5. Homework routine: depending on after-school activities, make a plan of when, where and how the child will do their homework. Get them involved and ask them when it suits them, where they want to do it and what works best for them.
You know your child, do they need to come home, have a rest and a snack, and can they have a bit of screen time, OR do they need to get their homework over and done first?
6. Make time to listen: going back to school can be hard and really tiring so we need to be there to listen, when they have something to tell us. Make sure you have at least 10 minutes of ‘Special-Time’ every day alone with your child, where you give them your full attention. This will give you a chance to learn more about your child’s school experiences, good and bad.

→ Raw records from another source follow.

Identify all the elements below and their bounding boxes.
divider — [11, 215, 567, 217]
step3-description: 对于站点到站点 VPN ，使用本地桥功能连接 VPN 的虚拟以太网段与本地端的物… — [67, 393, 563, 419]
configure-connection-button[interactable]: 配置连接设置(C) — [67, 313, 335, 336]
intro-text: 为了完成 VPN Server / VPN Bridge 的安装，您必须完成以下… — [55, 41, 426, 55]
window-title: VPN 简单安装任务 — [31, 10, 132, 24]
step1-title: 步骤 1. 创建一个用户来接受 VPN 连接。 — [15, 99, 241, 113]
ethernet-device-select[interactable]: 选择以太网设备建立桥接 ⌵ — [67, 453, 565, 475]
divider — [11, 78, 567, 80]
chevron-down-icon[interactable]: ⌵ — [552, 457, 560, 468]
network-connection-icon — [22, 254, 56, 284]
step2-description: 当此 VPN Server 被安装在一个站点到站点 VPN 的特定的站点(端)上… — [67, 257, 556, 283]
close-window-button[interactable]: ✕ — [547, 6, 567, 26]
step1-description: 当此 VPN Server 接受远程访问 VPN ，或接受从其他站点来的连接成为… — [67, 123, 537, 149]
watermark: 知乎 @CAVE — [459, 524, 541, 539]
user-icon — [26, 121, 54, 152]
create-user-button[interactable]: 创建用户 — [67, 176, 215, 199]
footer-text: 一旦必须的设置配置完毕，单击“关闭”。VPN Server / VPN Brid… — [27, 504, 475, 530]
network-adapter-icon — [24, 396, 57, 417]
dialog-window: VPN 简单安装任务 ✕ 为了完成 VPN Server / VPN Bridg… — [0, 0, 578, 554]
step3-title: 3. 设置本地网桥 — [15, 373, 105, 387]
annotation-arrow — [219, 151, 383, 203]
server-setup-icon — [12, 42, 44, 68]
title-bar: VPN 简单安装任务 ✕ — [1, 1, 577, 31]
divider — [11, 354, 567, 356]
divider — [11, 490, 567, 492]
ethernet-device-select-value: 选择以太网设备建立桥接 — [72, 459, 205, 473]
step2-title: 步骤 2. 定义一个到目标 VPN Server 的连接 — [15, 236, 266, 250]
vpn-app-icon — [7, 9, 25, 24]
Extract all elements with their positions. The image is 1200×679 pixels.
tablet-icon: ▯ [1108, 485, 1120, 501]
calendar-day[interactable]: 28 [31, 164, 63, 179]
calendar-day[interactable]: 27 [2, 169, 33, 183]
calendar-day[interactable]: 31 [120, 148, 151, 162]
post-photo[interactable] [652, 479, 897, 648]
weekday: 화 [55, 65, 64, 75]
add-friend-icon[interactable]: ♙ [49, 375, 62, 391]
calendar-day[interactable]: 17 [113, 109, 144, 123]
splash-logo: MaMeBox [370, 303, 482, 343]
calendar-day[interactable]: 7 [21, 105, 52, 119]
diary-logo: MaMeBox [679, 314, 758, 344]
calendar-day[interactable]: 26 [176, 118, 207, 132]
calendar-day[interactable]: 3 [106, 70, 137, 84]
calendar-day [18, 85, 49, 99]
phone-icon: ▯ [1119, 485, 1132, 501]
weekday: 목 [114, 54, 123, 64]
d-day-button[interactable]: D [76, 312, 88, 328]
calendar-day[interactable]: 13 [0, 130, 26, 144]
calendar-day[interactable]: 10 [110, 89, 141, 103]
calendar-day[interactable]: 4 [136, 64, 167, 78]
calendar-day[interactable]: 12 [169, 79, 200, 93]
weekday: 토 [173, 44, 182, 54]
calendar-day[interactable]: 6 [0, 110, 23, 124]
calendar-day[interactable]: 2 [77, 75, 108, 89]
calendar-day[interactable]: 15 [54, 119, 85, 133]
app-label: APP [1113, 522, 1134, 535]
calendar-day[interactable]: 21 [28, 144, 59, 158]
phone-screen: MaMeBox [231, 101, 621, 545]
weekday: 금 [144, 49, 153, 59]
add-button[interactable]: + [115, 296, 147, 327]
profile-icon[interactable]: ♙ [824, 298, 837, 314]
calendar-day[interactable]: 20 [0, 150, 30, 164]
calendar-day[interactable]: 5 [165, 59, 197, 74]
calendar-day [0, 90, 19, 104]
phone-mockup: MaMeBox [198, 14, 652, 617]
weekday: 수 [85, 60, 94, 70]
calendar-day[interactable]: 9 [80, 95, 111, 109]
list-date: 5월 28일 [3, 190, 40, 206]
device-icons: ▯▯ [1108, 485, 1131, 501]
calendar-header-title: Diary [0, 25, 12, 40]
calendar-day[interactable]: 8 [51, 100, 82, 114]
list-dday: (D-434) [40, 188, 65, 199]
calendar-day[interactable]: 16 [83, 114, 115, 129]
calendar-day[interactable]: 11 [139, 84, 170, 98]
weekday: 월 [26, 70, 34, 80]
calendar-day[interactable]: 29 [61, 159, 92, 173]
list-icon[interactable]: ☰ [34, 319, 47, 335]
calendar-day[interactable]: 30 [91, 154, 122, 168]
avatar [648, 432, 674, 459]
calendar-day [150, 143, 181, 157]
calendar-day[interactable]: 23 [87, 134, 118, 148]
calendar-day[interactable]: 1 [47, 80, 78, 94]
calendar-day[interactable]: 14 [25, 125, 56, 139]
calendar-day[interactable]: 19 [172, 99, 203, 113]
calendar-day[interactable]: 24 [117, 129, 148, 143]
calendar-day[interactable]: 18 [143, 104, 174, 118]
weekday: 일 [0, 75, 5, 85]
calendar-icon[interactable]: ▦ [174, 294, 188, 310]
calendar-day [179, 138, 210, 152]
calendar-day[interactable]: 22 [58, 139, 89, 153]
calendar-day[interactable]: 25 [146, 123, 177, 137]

I know this can be hard (and you may have been at work, too) when you are tired and have chores to do. But really try to be conscious of the fact that this will be time well spent. You will be able to pick up early issues that can be solved straight away. Also, it is wonderful to be part of your child's day by listening to and hearing about all the small but important things your child has experienced.
7. Make sure your child has some ‘headspace’ every day: school can be pretty full on, so it is important that they get some time to relax without pressure and expectations, time to just chill. Again, know your child: what helps your child to relax and recharge their batteries? Being outside relaxing with a book or running around in the garden, watching some television, time in their room alone etc.
Awareness: there are so many amazing after school activities that our child can get involved with but be wary of filling their day to the brim. A child can’t function in the long run if they are on the go all the time, they need time every day with nothing planned and nothing to do. When they have ‘nothing’ on, that is when they get creative and have time to think and recharge.
8. Don’t drill your child for answers at the end of the day: rather than ask, ‘What did you do at school today?’ (which most likely will invite the answer ‘nothing’ or ‘can’t remember’), try this:
- Tell me two things that happened at school today
- What was the best part of your day today? This also helps them to focus on what went well and not merely the ‘bad’ parts of school!
This can be a great bedtime activity or in the car on the way home. Maybe you can start telling them about your day, and they will join in and tell you about their day.
It is important to encourage your child to feel excited about school, so start to talk positively about the experience and slowly get your child ready.